Whenever possible, we look for creative solutions. For example, when the NYSDEC charged a client with allegedly building a large structure in protected State tidal wetlands without a NYSDEC permit, we proposed a settlement that would both protect our client’s property and due process rights, while benefiting the environment. This strategy allowed our client to avoid expensive and lengthy litigation, and achieve his goal of protecting the property. We also have experience reviewing and challenging NYSDEC permits and SEQR determinations. In one recent matter, we successfully resisted a claim by a local health department that our client had unpermitted underground storage tanks in use on its property. We showed that the tanks, although still in use, were installed before the permitting requirements came into effect, and therefore did not apply to our client. We also used the non-retroactivity argument to resist claims by the NYSDEC that a Brownfield site no longer qualified for that program. The requirements the NYSDEC cited came into effect after the site was in the program and there was nothing to suggest that the legislature intended the new requirements to be retroactive.

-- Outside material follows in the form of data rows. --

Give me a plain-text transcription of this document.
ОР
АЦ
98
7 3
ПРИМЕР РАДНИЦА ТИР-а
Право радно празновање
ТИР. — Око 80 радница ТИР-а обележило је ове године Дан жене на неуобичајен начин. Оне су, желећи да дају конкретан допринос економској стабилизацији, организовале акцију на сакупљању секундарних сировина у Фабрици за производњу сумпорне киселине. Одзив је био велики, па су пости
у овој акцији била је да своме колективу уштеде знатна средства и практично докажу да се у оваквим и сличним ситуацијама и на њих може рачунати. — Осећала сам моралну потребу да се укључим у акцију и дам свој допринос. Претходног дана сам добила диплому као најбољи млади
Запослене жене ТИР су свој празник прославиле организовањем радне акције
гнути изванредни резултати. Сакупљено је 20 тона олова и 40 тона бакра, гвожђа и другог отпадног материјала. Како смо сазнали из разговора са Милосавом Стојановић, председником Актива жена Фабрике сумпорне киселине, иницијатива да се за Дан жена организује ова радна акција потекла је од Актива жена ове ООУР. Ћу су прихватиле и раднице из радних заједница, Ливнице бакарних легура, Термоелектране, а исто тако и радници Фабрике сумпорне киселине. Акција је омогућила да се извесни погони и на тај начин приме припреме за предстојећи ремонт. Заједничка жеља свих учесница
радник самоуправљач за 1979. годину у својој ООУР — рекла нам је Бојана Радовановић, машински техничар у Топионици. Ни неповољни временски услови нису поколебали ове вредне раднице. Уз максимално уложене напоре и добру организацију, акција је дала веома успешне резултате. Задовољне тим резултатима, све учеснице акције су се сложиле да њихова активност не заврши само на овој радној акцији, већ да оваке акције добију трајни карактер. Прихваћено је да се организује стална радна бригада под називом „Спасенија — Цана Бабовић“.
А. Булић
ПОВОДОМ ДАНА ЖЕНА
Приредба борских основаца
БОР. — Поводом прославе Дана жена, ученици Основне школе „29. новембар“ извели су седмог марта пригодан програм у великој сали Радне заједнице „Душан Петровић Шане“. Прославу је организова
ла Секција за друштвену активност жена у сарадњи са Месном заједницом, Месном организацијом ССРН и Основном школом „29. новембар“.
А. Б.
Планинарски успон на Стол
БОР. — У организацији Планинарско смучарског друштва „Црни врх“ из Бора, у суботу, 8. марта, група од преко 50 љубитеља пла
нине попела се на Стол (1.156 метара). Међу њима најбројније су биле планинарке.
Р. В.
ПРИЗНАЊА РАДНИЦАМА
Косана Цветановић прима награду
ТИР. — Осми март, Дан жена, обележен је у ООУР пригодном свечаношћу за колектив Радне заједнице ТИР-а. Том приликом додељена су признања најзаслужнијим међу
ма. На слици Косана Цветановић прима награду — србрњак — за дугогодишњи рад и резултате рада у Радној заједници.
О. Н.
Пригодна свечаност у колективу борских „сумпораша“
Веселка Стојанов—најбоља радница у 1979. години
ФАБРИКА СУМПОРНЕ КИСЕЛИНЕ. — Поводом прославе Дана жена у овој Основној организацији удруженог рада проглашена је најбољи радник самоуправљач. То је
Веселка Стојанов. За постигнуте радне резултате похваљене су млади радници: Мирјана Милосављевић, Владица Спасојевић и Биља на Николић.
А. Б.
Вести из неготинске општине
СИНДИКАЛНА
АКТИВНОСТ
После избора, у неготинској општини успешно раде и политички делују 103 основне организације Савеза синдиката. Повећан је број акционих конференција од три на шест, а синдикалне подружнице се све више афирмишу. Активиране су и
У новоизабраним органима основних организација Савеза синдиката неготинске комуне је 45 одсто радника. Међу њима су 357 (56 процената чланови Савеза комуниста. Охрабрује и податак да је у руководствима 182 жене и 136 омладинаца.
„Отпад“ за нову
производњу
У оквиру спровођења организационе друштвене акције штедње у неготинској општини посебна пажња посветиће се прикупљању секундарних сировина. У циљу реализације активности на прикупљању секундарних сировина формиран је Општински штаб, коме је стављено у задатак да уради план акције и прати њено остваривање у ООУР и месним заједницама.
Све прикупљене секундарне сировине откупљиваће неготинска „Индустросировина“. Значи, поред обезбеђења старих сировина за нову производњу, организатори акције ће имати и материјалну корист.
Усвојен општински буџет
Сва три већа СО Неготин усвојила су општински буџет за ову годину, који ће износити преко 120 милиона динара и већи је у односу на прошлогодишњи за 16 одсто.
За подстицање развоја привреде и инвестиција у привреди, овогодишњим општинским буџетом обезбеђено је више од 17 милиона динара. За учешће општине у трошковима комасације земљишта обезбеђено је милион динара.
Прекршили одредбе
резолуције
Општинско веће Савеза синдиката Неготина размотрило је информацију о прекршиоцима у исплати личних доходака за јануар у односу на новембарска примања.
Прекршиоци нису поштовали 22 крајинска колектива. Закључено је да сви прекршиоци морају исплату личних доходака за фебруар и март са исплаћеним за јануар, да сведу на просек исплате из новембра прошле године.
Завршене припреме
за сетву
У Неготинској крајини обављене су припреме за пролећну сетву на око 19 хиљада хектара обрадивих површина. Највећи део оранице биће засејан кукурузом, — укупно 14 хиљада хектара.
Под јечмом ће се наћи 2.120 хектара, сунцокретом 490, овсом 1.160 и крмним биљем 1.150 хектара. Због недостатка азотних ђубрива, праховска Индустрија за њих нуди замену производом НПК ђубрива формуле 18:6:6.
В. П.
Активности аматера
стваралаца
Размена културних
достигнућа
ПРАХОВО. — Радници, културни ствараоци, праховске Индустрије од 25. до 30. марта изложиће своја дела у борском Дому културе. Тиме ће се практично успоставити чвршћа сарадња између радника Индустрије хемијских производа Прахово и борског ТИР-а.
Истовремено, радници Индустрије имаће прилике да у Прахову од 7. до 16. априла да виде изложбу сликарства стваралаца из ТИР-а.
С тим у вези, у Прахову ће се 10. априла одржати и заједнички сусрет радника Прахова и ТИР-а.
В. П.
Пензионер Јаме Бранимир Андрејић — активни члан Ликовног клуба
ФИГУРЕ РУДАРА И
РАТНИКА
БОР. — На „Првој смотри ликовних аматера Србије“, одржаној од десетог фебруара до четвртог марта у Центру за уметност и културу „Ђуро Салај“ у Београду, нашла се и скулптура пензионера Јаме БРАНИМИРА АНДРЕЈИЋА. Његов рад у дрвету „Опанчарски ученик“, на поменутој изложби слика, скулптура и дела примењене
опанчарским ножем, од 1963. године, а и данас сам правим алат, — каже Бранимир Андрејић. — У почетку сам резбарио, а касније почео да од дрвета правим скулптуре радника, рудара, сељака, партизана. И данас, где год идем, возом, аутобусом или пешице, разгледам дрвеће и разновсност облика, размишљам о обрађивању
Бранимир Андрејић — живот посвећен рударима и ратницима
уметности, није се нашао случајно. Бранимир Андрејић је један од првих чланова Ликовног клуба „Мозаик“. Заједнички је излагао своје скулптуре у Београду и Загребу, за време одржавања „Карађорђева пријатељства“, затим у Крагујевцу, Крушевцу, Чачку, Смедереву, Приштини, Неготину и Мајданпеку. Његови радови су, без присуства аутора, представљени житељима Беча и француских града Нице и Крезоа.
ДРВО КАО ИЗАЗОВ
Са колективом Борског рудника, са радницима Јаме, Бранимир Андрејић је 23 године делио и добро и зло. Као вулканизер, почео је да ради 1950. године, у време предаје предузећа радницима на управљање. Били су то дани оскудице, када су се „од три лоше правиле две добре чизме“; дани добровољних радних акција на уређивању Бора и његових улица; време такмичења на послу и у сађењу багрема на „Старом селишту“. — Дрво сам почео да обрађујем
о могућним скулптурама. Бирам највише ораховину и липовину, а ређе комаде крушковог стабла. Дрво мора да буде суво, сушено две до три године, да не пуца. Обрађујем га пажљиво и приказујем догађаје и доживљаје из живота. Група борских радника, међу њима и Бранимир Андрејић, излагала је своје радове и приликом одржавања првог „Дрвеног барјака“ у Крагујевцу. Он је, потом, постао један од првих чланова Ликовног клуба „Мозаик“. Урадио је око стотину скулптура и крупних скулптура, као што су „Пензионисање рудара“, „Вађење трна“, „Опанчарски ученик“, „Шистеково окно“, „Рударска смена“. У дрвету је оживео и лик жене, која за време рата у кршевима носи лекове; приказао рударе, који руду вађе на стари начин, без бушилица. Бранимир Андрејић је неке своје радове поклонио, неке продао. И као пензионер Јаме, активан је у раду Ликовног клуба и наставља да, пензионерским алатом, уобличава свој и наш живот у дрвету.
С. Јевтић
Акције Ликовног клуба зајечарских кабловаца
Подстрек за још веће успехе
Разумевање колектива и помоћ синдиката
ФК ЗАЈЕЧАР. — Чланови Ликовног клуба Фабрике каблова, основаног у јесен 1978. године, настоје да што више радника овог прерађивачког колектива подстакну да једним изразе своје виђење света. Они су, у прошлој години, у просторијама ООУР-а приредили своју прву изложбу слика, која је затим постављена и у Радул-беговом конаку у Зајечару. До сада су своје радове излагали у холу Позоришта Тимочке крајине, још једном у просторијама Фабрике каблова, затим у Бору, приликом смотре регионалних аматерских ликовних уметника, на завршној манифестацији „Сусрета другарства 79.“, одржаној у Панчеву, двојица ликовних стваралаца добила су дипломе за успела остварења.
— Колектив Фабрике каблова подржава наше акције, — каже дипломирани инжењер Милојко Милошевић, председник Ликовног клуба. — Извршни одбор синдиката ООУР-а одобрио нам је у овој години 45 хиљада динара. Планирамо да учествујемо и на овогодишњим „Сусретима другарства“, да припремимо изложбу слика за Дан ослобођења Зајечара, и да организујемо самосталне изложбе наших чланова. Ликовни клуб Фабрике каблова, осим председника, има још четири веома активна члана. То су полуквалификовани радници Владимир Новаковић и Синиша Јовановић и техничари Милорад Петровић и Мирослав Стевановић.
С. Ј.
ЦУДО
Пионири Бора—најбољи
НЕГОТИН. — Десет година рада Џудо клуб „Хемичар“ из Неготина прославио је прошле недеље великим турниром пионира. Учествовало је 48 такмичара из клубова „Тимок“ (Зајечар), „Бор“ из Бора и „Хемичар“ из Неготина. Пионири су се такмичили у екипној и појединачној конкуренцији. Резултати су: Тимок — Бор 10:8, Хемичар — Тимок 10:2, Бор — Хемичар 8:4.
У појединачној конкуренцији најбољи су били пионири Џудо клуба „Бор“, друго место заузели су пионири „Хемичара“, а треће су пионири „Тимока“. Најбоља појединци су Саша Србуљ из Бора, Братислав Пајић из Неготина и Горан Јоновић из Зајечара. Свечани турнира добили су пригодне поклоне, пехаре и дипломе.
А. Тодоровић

We also joined, on a pro bono basis, an effort to protect a part of the Bronx River Parkway Reservation, Westchester’s oldest park by use of local zoning law, a tree ordinance, the State Environmental Quality Review Act (SEQR), the State Pollutant Discharge Elimination System, FEMA and wetlands regulations, and the common law public trust doctrine.
Although each permitting situation can have its unique challenges, we use our diverse permitting experience to work to solve the problems in cost effective way.